Otudeko becomes Zain Nigeria chairman

Broad
Communications and Zain Nigeria have settled their differences,
culminating in Oba Otudeko emerging as Zain Nigeria chairman.

Mr. Otudeko,
current chairman of Broad Communications, First Bank, and a host of
other companies became chairman on the day Bharti Airtel, an Indian
company, became the new owners of Zain Africa. A statement issued by
Bharti Airtel, and signed by Sunil Bharti Mittal, the chief executive
officer of Bharti Airtel said, “In line with Bharti’s philosophy of
forging long term, strategic partnerships we are pleased to have joined
hands with our local partner in Nigeria, Oba Otudeko and his family. I
have no doubt that this partnership will ensure leadership for Bharti
in Nigeria for the benefit of all stakeholders.”

Denouement of a saga

This perhaps is the
denouement of a long saga that began years ago. Early this year, NEXT
reported in its 28 February edition, that Broad Communications had
accused the company majority shareholders, Zain Group, Kuwait, of
mismanagement, fraud, and capital flight to the tune of N16.6 billion.
Broad further accused Zain Kuwait of not paying its shareholders
dividend since the Kuwait group started managing the firm.

Further last week,
Broad again filed a suit against the directors of Zain Nigeria over the
five year lease of the company’s head office at Ikoyi for $27 million.
This latest twist is also a continuation of the mixed fortunes of the
telephone firm that started trading as ECONET Wireless in 2001 and also
the first licensed by the Nigerian Communications Commission to operate
a Global System of Mobile communication (GSM). Over the years Zain
Nigeria has been widely known for its many name change from Econet
Wireless (2001), Vodacom Nigeria and V-mobile Nigeria (both in 2004),
Celtel Nigeria (2006) and to its current name Zain Nigeria (2008).

A new dawn?

Meanwhile some
telecommunication experts have expressed the hope that this latest
acquisition and appointment might be the beginning of a new dawn for
the company.

“Well, I want to
believe that what wrong with the Econet share deal has been resolved
before this sale was concluded,” said Deolu Ogunbanjo, president of the
National Association of Telecommunications Subscribers (NATCOMS).
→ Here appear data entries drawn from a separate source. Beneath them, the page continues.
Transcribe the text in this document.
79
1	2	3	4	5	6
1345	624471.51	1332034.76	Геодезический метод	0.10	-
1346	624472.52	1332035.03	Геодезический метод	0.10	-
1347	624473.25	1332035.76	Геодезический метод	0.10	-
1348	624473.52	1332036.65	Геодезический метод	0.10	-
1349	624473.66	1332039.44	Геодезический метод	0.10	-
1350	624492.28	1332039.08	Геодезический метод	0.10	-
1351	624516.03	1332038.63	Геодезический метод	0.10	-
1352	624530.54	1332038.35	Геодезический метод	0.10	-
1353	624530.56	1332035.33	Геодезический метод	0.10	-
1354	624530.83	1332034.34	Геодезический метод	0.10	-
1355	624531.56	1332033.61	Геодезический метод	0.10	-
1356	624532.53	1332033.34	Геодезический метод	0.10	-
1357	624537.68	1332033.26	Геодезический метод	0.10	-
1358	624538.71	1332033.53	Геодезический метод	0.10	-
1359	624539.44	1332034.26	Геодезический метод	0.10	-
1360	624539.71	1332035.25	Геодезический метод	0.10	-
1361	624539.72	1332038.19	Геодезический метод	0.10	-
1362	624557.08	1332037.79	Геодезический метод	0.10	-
For
Kenneth Ugbechie, the secretary of Africa Telecoms Development
Initiative, the welfare of Nigerian staff remains paramount in this
transaction.

“As for Bharti
Airtel, my fear is that they should not send away the Nigerian
employees in the company,” he said. “We want subscribers to be involved
in the drafting of telecom policies because that way we can ensure that
Nigerians are protected. So, the government should look into the
Nigerian content concerning jobs, a certain percentage of Indians
should be allowed into company.”

Zain Nigeria in
2007 faced network congestion problem, and the Nigerian Communications
Commission (NCC) had to direct them to compensate the subscribers along
with other operators.

“If this deal
affects a name-change, then that possibly would portray instability in
business which would definitely affects subscribers confidence in their
network and they might lose five per cent to 10 per cent of their
subscribers,” said Mr Ogunbanjo.

Mr. Ugbechie,
however explained that problem with protecting Nigerian citizens was
based on the poor protective laws in the country.

“I hope, these Indians would behave well but one thing I know about
the Indians is that telecommunication service is cheap in their country
because the competition is very robust. I think this firm would bring
that competitiveness to Nigerians,” he said.